Long Polling

Long polling — the smarter naive fix

Long polling eliminates the empty responses problem by making the server wait before responding. No message? Don't respond yet — hold the connection open until something arrives. It sounds clever. The numbers show where it falls apart.

How it works¶

Instead of the server immediately responding with "nothing", it holds the connection open and waits. The moment a message arrives, it responds. The client immediately opens a new connection and waits again.

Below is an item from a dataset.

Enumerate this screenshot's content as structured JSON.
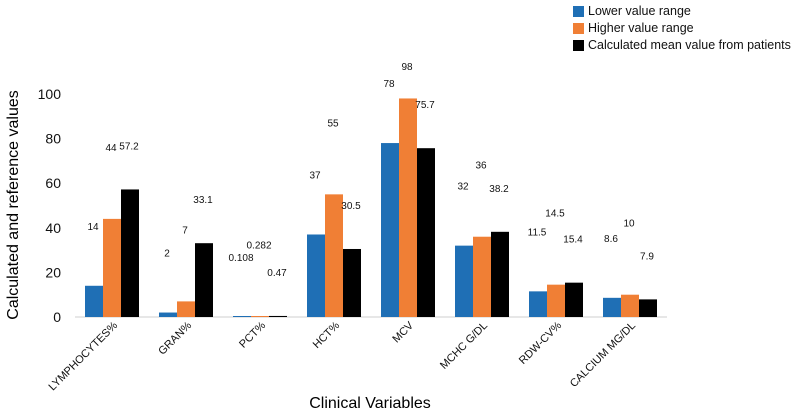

t=0s:   Client → "GET /messages" → Server ... (server holds, waiting)
t=0s:   Server is holding 20M connections open, all waiting
t=4s:   Alice sends Bob a message
t=4s:   Server → "1 new message" → Bob's client  (connection closes)
t=4s:   Bob's client immediately opens a new connection → Server ... (waiting again)

No more empty responses. The server only responds when there's something to say. Latency drops — the message arrives the moment it's available, not on the next poll cycle.

The math — connections¶

Assumptions (80/20 rule applied twice):

MAU                   → 500M
DAU                   → 20% of MAU  = 100M
Concurrent online     → 20% of DAU  = 20M

Every online user holds one open connection waiting for messages:

Persistent connections held → 20M
Capacity per server (async) → 100k concurrent connections
Connection servers needed   → 20M / 100k = 200 servers

200 servers just to hold open connections doing nothing. Expensive, but manageable — this is the same cost you'd pay with WebSockets. So far long polling isn't worse.

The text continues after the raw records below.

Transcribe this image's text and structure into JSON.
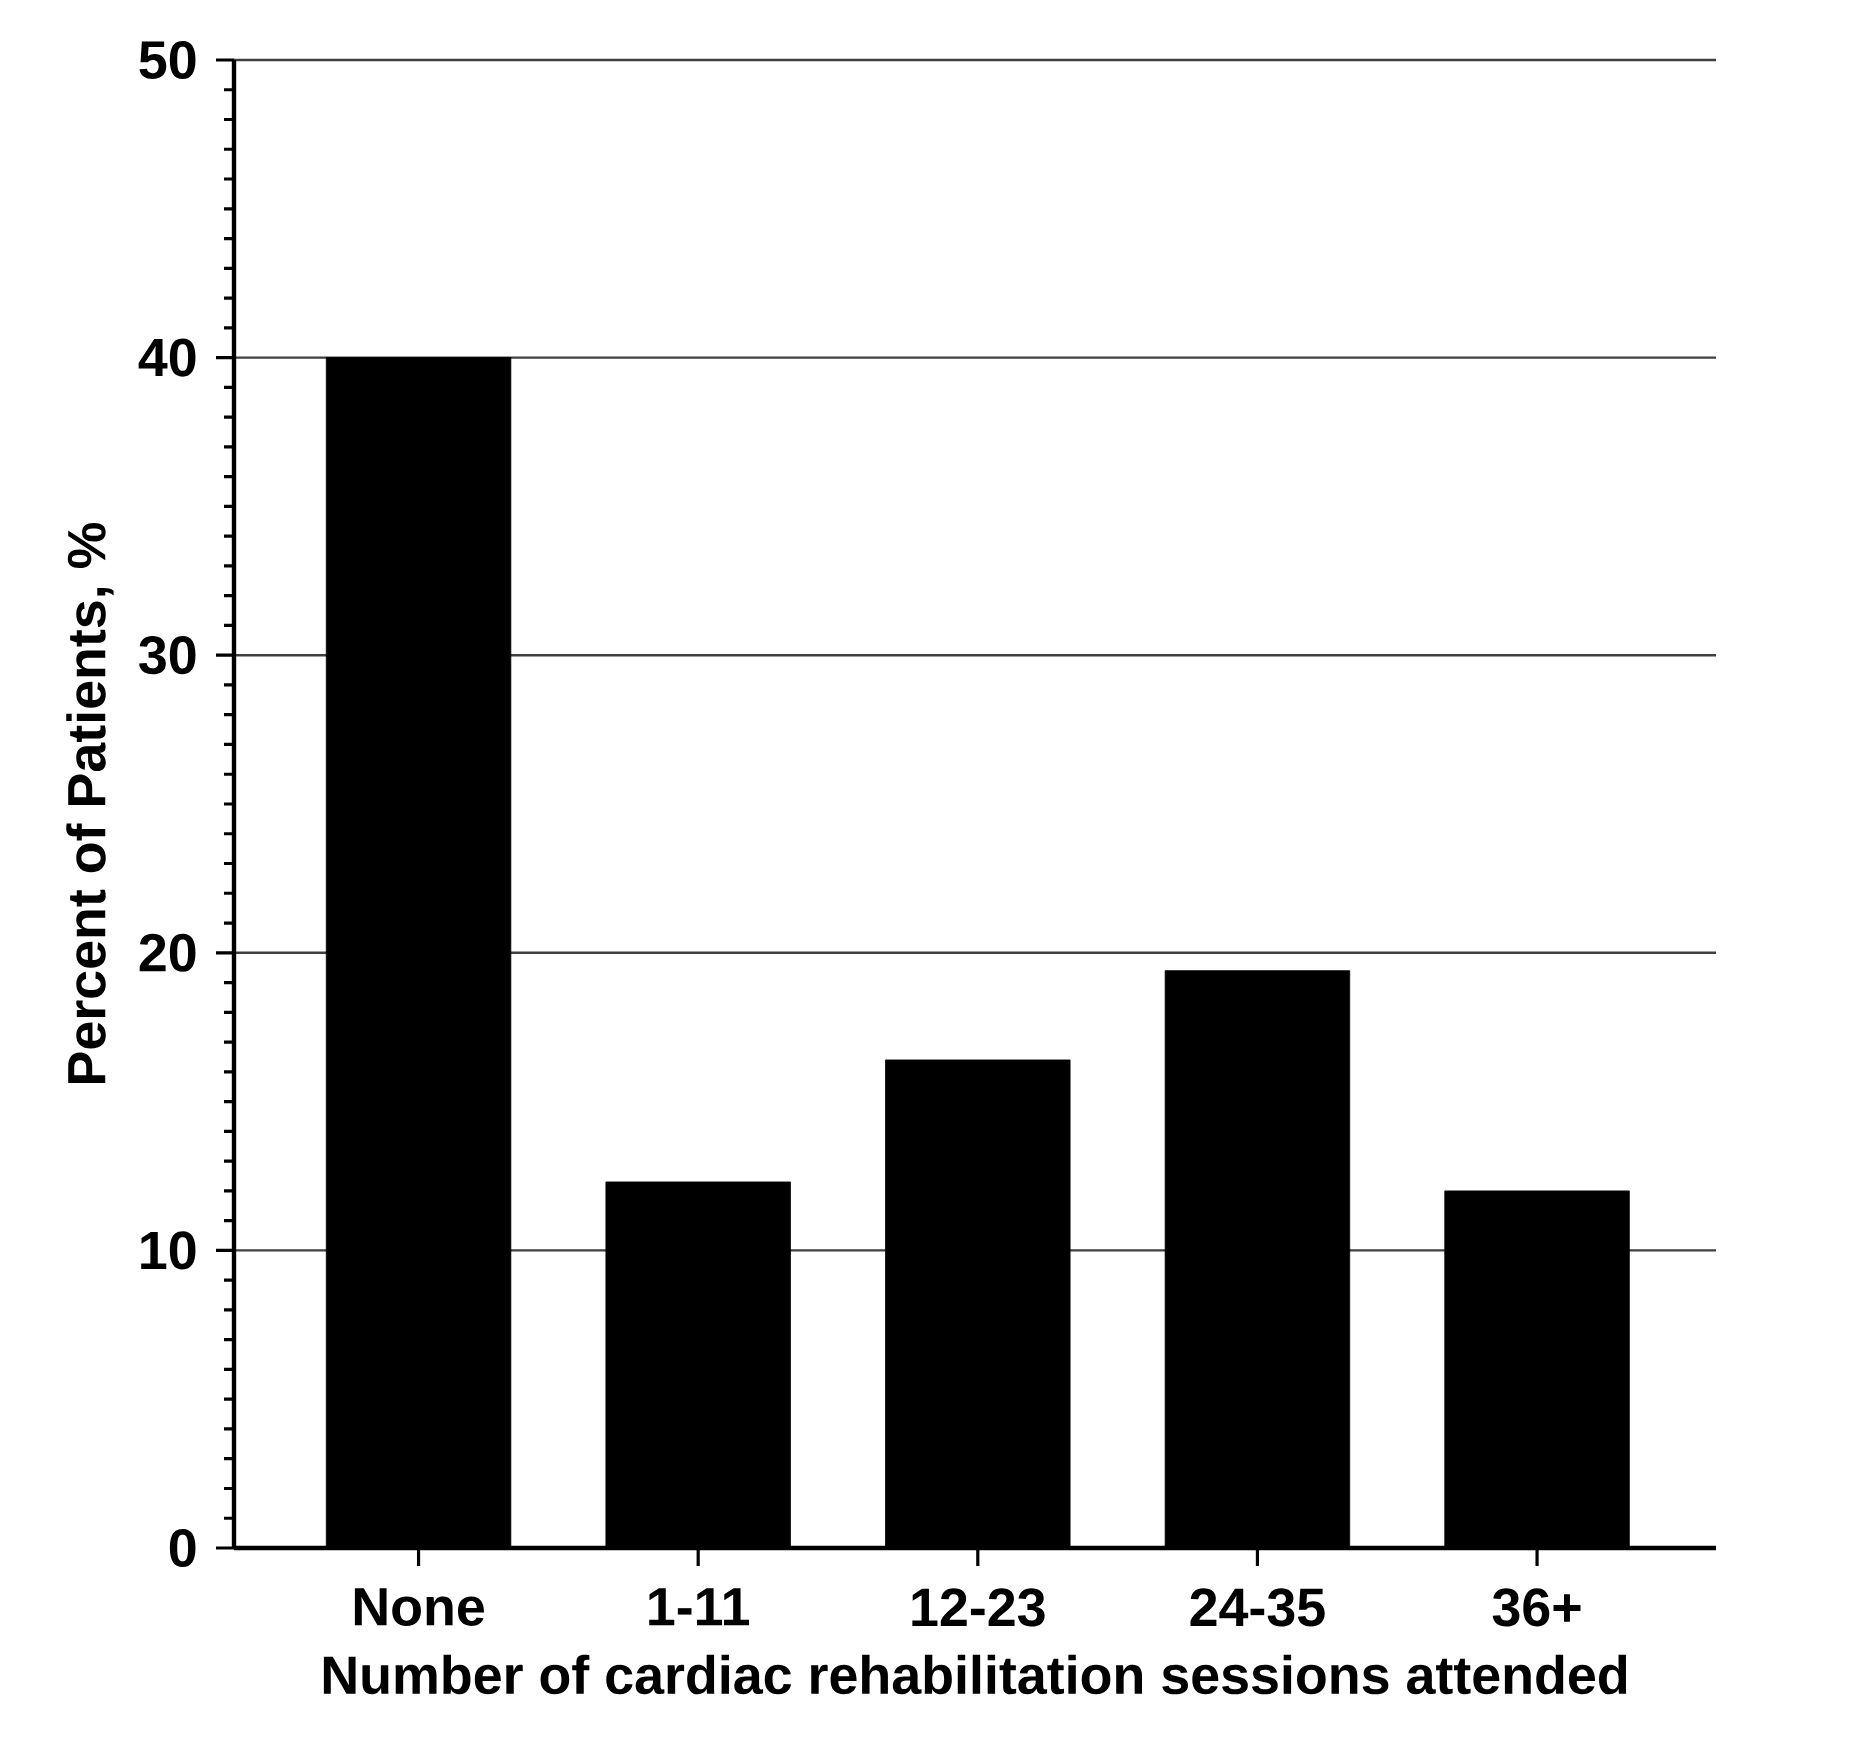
{
  "chart_data": {
    "type": "bar",
    "xlabel": "Number of cardiac rehabilitation sessions attended",
    "ylabel": "Percent of Patients, %",
    "categories": [
      "None",
      "1-11",
      "12-23",
      "24-35",
      "36+"
    ],
    "values": [
      40.0,
      12.3,
      16.4,
      19.4,
      12.0
    ],
    "color": "#000000",
    "ylim": [
      0,
      50
    ],
    "yticks": [
      0,
      10,
      20,
      30,
      40,
      50
    ],
    "grid": "y"
  }
}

Where it breaks — the reconnection tax¶

Here's the real problem. Every time a message arrives, the connection closes and the client must reconnect. That reconnection pays the full handshake cost:

TCP handshake  → ~30ms
TLS handshake  → ~60ms
HTTP request   → ~10ms
Total          → ~100ms per reconnection

Write QPS is 10k messages/sec. Each message delivery closes one connection and triggers one reconnection:

Reconnections/sec       → 10k/sec
Cost per reconnection   → ~100ms of latency added

Your 200ms end-to-end SLO now looks like this:

Network transit (send)     → ~10ms
Server processing          → ~10ms
Reconnection overhead      → ~100ms
Network transit (receive)  → ~10ms
Total                      → ~130ms

You're burning 100ms — half your entire latency budget — on reconnection overhead that produces zero value. And this is the average case. Under load, TLS handshakes slow down. At peak 20k messages/sec, you have 20k reconnections happening simultaneously, all competing for server resources.

The send path problem¶

Long polling only solves receiving. To send a message, the user still fires a separate HTTP POST — a brand new connection with its own handshake:

User sends a message:
  → New TCP connection    → ~30ms
  → New TLS handshake     → ~60ms
  → HTTP POST             → ~10ms
  Total                   → ~100ms just to initiate the send

So every user maintains two connection paths:

Receive path → 1 persistent long-poll connection (waiting)
Send path    → new HTTP connection per message sent (~100ms overhead each)

Two separate code paths. Two connection pools. And still paying 100ms per send.

Verdict¶

Long polling is rejected. It fixes the empty response problem of short polling, but introduces a reconnection tax of ~100ms on every message delivery. Combined with a separate send path that costs another ~100ms per message, you've burned your entire latency budget before the message even reaches its destination.

When long polling is acceptable

Long polling is fine for low-frequency updates — think GitHub showing "this PR was updated" or a dashboard refreshing every 30 seconds. When messages are rare and latency doesn't matter much, the reconnection cost is paid infrequently. It's only a disaster when messages are frequent and latency is tight.